Granted, the new installer is one of the bigger changes. sysinstall...I'm happy to see you go!
Re:Gnome version 2.32.1 (Score:5, Informative)
In the future Gnome3 will require SystemD which is Linux only.
Re:But, what can I do with it? (Score:4, Informative)
Yes, yes, yes, and yes.
http://www.freebsd.org/doc/en_US.ISO8859-1/books/handbook/x11-wm.html [freebsd.org]
http://www.freebsd.org/doc/handbook/desktop-browsers.html [freebsd.org]
http://www.freebsd.org/doc/en_US.ISO8859-1/books/handbook/virtualization-host.html [freebsd.org]
Re:ZFS v28 (Score:5, Informative)
For many scenarios, ZFS v28 is the minimal 'usable' version number, which has previously limited FreeBSD's ZFS adoption. Now it's a real contender, and I congratulate the team.
Re: deduplication. Be sure you have enough RAM or you're going to be in for a heck of a surprise. 2GB of dedicated RAM per TB of disk usage is recommended as a rule of thumb. I found this out the hard way when it was new.
PC-BSD 9 (Score:5, Informative)
http://www.pcbsd.org/ [pcbsd.org] will be announced today hopefully. Looking forward to giving it a spin and hopefully might change my mind about Linux Mint and become my main OS. Didn't have hardware luck with it in the early days.
Re:Clang/LLVM in FreeBSD (Score:5, Informative)
Re:Clang/LLVM in FreeBSD (Score:5, Informative)
There are reasons not to use GPL not having to do with modifying code, but simply running the code. E.g. GPL'd libraries.
Libraries are generally licensed under the LGPL [wikipedia.org]. The LGPL is specifically designed to avoid the imaginary problems you bring up.

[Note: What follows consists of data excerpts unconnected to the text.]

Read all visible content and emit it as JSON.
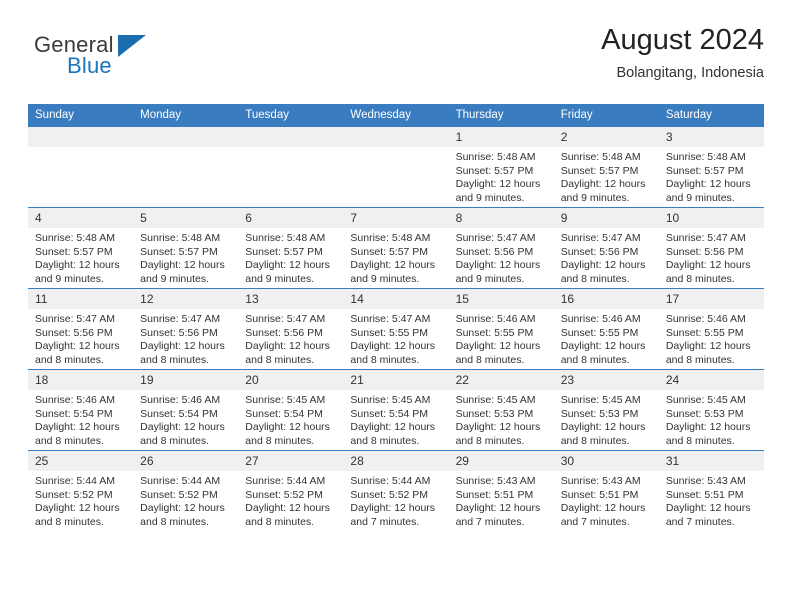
{
  "brand": {
    "word1": "General",
    "word2": "Blue",
    "accent_color": "#1b75bb",
    "triangle_color": "#1b6cb0"
  },
  "header": {
    "title": "August 2024",
    "subtitle": "Bolangitang, Indonesia"
  },
  "calendar": {
    "header_bg": "#3a7cc0",
    "daynum_bg": "#f0f0f0",
    "weekdays": [
      "Sunday",
      "Monday",
      "Tuesday",
      "Wednesday",
      "Thursday",
      "Friday",
      "Saturday"
    ],
    "weeks": [
      [
        {
          "day": "",
          "lines": []
        },
        {
          "day": "",
          "lines": []
        },
        {
          "day": "",
          "lines": []
        },
        {
          "day": "",
          "lines": []
        },
        {
          "day": "1",
          "lines": [
            "Sunrise: 5:48 AM",
            "Sunset: 5:57 PM",
            "Daylight: 12 hours",
            "and 9 minutes."
          ]
        },
        {
          "day": "2",
          "lines": [
            "Sunrise: 5:48 AM",
            "Sunset: 5:57 PM",
            "Daylight: 12 hours",
            "and 9 minutes."
          ]
        },
        {
          "day": "3",
          "lines": [
            "Sunrise: 5:48 AM",
            "Sunset: 5:57 PM",
            "Daylight: 12 hours",
            "and 9 minutes."
          ]
        }
      ],
      [
        {
          "day": "4",
          "lines": [
            "Sunrise: 5:48 AM",
            "Sunset: 5:57 PM",
            "Daylight: 12 hours",
            "and 9 minutes."
          ]
        },
        {
          "day": "5",
          "lines": [
            "Sunrise: 5:48 AM",
            "Sunset: 5:57 PM",
            "Daylight: 12 hours",
            "and 9 minutes."
          ]
        },
        {
          "day": "6",
          "lines": [
            "Sunrise: 5:48 AM",
            "Sunset: 5:57 PM",
            "Daylight: 12 hours",
            "and 9 minutes."
          ]
        },
        {
          "day": "7",
          "lines": [
            "Sunrise: 5:48 AM",
            "Sunset: 5:57 PM",
            "Daylight: 12 hours",
            "and 9 minutes."
          ]
        },
        {
          "day": "8",
          "lines": [
            "Sunrise: 5:47 AM",
            "Sunset: 5:56 PM",
            "Daylight: 12 hours",
            "and 9 minutes."
          ]
        },
        {
          "day": "9",
          "lines": [
            "Sunrise: 5:47 AM",
            "Sunset: 5:56 PM",
            "Daylight: 12 hours",
            "and 8 minutes."
          ]
        },
        {
          "day": "10",
          "lines": [
            "Sunrise: 5:47 AM",
            "Sunset: 5:56 PM",
            "Daylight: 12 hours",
            "and 8 minutes."
          ]
        }
      ],
      [
        {
          "day": "11",
          "lines": [
            "Sunrise: 5:47 AM",
            "Sunset: 5:56 PM",
            "Daylight: 12 hours",
            "and 8 minutes."
          ]
        },
        {
          "day": "12",
          "lines": [
            "Sunrise: 5:47 AM",
            "Sunset: 5:56 PM",
            "Daylight: 12 hours",
            "and 8 minutes."
          ]
        },
        {
          "day": "13",
          "lines": [
            "Sunrise: 5:47 AM",
            "Sunset: 5:56 PM",
            "Daylight: 12 hours",
            "and 8 minutes."
          ]
        },
        {
          "day": "14",
          "lines": [
            "Sunrise: 5:47 AM",
            "Sunset: 5:55 PM",
            "Daylight: 12 hours",
            "and 8 minutes."
          ]
        },
        {
          "day": "15",
          "lines": [
            "Sunrise: 5:46 AM",
            "Sunset: 5:55 PM",
            "Daylight: 12 hours",
            "and 8 minutes."
          ]
        },
        {
          "day": "16",
          "lines": [
            "Sunrise: 5:46 AM",
            "Sunset: 5:55 PM",
            "Daylight: 12 hours",
            "and 8 minutes."
          ]
        },
        {
          "day": "17",
          "lines": [
            "Sunrise: 5:46 AM",
            "Sunset: 5:55 PM",
            "Daylight: 12 hours",
            "and 8 minutes."
          ]
        }
      ],
      [
        {
          "day": "18",
          "lines": [
            "Sunrise: 5:46 AM",
            "Sunset: 5:54 PM",
            "Daylight: 12 hours",
            "and 8 minutes."
          ]
        },
        {
          "day": "19",
          "lines": [
            "Sunrise: 5:46 AM",
            "Sunset: 5:54 PM",
            "Daylight: 12 hours",
            "and 8 minutes."
          ]
        },
        {
          "day": "20",
          "lines": [
            "Sunrise: 5:45 AM",
            "Sunset: 5:54 PM",
            "Daylight: 12 hours",
            "and 8 minutes."
          ]
        },
        {
          "day": "21",
          "lines": [
            "Sunrise: 5:45 AM",
            "Sunset: 5:54 PM",
            "Daylight: 12 hours",
            "and 8 minutes."
          ]
        },
        {
          "day": "22",
          "lines": [
            "Sunrise: 5:45 AM",
            "Sunset: 5:53 PM",
            "Daylight: 12 hours",
            "and 8 minutes."
          ]
        },
        {
          "day": "23",
          "lines": [
            "Sunrise: 5:45 AM",
            "Sunset: 5:53 PM",
            "Daylight: 12 hours",
            "and 8 minutes."
          ]
        },
        {
          "day": "24",
          "lines": [
            "Sunrise: 5:45 AM",
            "Sunset: 5:53 PM",
            "Daylight: 12 hours",
            "and 8 minutes."
          ]
        }
      ],
      [
        {
          "day": "25",
          "lines": [
            "Sunrise: 5:44 AM",
            "Sunset: 5:52 PM",
            "Daylight: 12 hours",
            "and 8 minutes."
          ]
        },
        {
          "day": "26",
          "lines": [
            "Sunrise: 5:44 AM",
            "Sunset: 5:52 PM",
            "Daylight: 12 hours",
            "and 8 minutes."
          ]
        },
        {
          "day": "27",
          "lines": [
            "Sunrise: 5:44 AM",
            "Sunset: 5:52 PM",
            "Daylight: 12 hours",
            "and 8 minutes."
          ]
        },
        {
          "day": "28",
          "lines": [
            "Sunrise: 5:44 AM",
            "Sunset: 5:52 PM",
            "Daylight: 12 hours",
            "and 7 minutes."
          ]
        },
        {
          "day": "29",
          "lines": [
            "Sunrise: 5:43 AM",
            "Sunset: 5:51 PM",
            "Daylight: 12 hours",
            "and 7 minutes."
          ]
        },
        {
          "day": "30",
          "lines": [
            "Sunrise: 5:43 AM",
            "Sunset: 5:51 PM",
            "Daylight: 12 hours",
            "and 7 minutes."
          ]
        },
        {
          "day": "31",
          "lines": [
            "Sunrise: 5:43 AM",
            "Sunset: 5:51 PM",
            "Daylight: 12 hours",
            "and 7 minutes."
          ]
        }
      ]
    ]
  }
}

From that link (emphasis mine):
The LGPL places copyleft restrictions on the program governed under it but does not apply these restrictions to other software that merely link with the program.

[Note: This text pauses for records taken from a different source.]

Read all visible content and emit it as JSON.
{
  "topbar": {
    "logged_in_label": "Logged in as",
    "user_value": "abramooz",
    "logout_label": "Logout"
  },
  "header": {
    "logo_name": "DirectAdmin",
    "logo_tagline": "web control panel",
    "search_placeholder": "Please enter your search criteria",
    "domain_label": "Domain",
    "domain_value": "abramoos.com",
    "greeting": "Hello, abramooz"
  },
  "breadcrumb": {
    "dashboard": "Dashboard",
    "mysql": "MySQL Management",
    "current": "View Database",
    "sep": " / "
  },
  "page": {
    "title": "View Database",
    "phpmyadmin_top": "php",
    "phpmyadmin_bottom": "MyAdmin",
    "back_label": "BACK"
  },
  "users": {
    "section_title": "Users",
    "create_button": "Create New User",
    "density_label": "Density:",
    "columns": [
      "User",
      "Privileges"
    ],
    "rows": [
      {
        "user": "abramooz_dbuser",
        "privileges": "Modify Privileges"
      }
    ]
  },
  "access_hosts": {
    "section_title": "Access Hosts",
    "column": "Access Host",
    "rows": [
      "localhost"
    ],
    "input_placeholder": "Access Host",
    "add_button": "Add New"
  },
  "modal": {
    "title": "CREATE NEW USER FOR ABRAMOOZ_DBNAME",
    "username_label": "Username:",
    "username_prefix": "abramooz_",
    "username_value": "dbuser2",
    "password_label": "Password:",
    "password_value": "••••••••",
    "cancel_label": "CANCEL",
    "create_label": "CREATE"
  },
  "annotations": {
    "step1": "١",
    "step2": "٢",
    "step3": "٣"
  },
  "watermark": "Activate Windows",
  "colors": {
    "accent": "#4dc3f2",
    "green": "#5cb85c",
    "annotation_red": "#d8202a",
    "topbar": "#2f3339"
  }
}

If you're going to be childish and call me names like "moron" and "zealot", you should least demonstrate a basic familiarity with the facts. If you feel a need to deal with things that way, it is a sure sign you are reacting emotionally and not proactively evaluating anything reasonably. Against anyone who remains reasonable, you are going to make yourself look foolish. Just for your future reference.
Re:FreeBSD & ZFS (Score:3, Informative)
Again: before ANYONE considers using dedup or compression on FreeBSD, please see this post of mine the last time this came up (a week ago), as it contains references to and admittance of the problems:
http://ask.slashdot.org/comments.pl?sid=2604202&cid=38589558 [slashdot.org]
Additionally, manual "memory tuning" (specifically arc size maximum) on FreeBSD is still required, and it becomes more important to tune some other kernel variables if you run a mixed environment (ZFS + MySQL + shell machine, for example).
The Slashdot community can expect me to appear and comment every single time "ZFS on FreeBSD" is mentioned. Users need to be aware of the shortcomings so they can make an appropriate choices/decisions (staying with UFS, using another OS, etc.).
Re:Clang/LLVM in FreeBSD (Score:3, Informative)
Now, I've yet to see aviation and medical mission-critical software run on Linux.
I think you may want to revisit your statement. I used to work in a hospital. We had medical equipment that ran embedded Linux. I currently work for a bank. We have ATMs that run embedded Linux. Our CCTV system runs embeded Linux in the cameras. Did you know that a lot of banking mainframes run on Linux? I'd argue completely against your statement that no mission critical software runs on Linux.
Re:Clang/LLVM in FreeBSD (Score:4, Informative)
TCP/IP was already a standard in many places before MS got around to implement their stack, and it had different but compatible implementations from the start (according to documents, Stanford, University College of London and BBN all had their own).
It seems to me TCP/IP was a standard because DARPA pushed for it, not because of BSD.
Re:Memory Requirements (Score:4, Informative)
Re:Memory Requirements (Score:3, Informative)
2GB RAM per TB HDD is only if you're running dedupe. I'm running 10TB with 4GB ram w/o dedup, but with compression on. No issues...fast and reliable.